Master of Creative Arts


Schol of Art and Design


This study examines the impact of physicality on art practice, imagery and vision. The embodied experience of self and practice is examined through the art making processes of Rosalie Gascoigne and Aida Tomescu. The research investigates the physical relationship each artist has with their art form and the impact of this physicality on their oeuvre. It goes forward to reveal the links and relationships between each artist and myself and the ways in which this study has impacted on my own work and practice.

The study considers the embodied practice of Rosalie Gascoigne whose work reveals essential characteristics of place; beginning with the site specific then shifting to encompass a poetic narrative of region. Similarly, Aida Tomescu’s practice is an intensely physical one, which encompasses an exploration of energy and immediacy through process. The thesis asks how did Gascoigne’s and Tomescu’s physical relationship to their art form impact on their evolving practice and vision?
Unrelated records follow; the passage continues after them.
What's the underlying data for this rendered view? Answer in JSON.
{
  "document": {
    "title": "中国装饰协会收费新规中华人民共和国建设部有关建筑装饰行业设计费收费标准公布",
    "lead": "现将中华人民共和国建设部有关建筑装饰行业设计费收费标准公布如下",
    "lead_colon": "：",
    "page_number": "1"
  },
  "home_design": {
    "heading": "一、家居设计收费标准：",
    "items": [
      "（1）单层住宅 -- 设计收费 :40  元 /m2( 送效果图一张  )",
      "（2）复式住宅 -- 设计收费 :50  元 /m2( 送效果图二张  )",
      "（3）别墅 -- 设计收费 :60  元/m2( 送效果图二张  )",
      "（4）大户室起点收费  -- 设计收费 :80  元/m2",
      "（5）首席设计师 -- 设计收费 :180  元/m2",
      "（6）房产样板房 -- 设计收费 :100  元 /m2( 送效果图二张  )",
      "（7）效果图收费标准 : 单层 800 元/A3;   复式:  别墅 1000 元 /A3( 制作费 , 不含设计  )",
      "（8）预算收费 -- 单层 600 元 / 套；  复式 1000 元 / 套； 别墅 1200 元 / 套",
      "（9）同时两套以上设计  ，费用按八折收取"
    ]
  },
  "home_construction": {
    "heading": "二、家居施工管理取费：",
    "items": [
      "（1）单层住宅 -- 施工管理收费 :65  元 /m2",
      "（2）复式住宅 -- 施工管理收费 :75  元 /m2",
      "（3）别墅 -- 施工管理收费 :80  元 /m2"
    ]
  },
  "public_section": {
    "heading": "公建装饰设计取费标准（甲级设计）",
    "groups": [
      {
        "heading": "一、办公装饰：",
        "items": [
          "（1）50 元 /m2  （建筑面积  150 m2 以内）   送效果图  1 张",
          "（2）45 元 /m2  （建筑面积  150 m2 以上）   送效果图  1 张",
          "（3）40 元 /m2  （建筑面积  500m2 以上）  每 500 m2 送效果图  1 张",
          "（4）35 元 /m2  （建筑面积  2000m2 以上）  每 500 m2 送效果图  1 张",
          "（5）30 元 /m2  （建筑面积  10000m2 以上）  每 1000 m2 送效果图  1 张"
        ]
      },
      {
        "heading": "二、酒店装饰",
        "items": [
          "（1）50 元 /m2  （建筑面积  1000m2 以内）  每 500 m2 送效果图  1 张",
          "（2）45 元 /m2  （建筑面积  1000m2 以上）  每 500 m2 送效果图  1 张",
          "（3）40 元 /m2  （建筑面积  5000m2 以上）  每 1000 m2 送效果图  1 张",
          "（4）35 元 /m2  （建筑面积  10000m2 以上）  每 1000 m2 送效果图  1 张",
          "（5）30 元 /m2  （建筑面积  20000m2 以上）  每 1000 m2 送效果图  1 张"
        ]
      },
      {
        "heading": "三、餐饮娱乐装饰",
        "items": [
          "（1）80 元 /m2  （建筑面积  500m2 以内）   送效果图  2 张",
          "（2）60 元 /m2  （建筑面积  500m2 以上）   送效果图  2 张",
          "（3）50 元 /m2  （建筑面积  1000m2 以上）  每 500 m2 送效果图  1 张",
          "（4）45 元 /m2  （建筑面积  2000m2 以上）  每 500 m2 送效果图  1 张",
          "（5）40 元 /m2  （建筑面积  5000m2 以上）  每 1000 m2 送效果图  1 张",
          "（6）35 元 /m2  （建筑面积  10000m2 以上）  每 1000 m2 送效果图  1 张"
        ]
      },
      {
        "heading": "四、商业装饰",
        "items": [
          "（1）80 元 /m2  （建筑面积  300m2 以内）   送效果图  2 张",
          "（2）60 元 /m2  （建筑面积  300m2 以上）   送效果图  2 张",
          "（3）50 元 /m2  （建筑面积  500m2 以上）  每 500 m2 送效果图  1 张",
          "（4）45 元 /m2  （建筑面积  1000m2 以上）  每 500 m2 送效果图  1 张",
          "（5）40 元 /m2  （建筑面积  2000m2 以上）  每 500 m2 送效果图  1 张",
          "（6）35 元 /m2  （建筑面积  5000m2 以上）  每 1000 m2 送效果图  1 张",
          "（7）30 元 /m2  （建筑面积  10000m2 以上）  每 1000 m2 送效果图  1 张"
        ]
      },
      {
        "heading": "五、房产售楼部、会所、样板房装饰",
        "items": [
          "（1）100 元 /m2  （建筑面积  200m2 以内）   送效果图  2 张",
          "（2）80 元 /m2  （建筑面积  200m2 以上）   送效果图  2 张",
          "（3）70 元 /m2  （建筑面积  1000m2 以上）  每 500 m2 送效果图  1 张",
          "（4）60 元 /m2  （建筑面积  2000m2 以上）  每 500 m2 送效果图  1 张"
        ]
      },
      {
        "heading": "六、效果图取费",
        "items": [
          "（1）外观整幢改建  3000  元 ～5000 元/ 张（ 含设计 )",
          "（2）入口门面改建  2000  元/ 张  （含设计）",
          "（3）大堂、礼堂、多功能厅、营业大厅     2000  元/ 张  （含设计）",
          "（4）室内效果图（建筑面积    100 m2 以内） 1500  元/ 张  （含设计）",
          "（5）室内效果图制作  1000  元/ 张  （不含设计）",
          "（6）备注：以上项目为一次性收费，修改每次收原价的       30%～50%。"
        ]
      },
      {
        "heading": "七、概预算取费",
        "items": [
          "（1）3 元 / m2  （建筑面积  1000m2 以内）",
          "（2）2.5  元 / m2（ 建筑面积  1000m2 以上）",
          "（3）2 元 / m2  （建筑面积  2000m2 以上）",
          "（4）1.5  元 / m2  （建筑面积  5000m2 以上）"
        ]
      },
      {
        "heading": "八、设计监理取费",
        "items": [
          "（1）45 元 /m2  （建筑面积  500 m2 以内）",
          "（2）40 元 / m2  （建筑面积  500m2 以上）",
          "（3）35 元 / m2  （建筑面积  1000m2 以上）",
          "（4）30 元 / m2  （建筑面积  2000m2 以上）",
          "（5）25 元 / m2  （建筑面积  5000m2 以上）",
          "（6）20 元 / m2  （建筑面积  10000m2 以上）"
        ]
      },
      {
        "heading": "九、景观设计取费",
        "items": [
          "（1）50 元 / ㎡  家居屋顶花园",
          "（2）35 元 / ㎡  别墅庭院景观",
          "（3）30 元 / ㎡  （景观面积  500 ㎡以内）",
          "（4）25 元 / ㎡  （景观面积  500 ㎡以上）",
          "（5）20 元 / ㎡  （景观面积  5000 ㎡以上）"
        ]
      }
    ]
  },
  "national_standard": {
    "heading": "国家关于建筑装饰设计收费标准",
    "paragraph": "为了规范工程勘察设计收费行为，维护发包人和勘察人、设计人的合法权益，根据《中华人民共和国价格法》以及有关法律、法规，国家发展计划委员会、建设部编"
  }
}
This research explores both what it meant for Gascoigne to experience landscape; and her physical relationship to the material world. It also considers the significance of the impact of physicality on her oeuvre, arguing that this was a determining factor in Gascoigne’s art making and breadth and scope as an artist whose practice evolved to establish an inextricable relationship to media and place. Gascoigne’s practice and work is examined within the framework of modernism and reveals parallels with contemporary painter Aida Tomescu in terms of modernist influences and an embodied approach to art making.

In contrast to Gascoigne, Tomescu works within the confines of the studio. The research establishes a link between Gascoigne and Tomescu in terms of an experimental, modernist approach to practice and imagery which is imbued with an intense physicality. Gascoigne’s and Tomescu’s work is explored in relation to the body of work completed for the creative component of this degree and is discussed as a reference for my own work in terms of approaches to practice and vision.

Following the discussion of Gascoigne and Tomescu, a chapter titled Poetry in Habitat outlines the theoretical and conceptual orientation of my work and explores the approaches to research-based experimentation I have undertaken through this study. Links are revealed between the work of Gascoigne, Tomescu and my own work in relation to an embodied practice.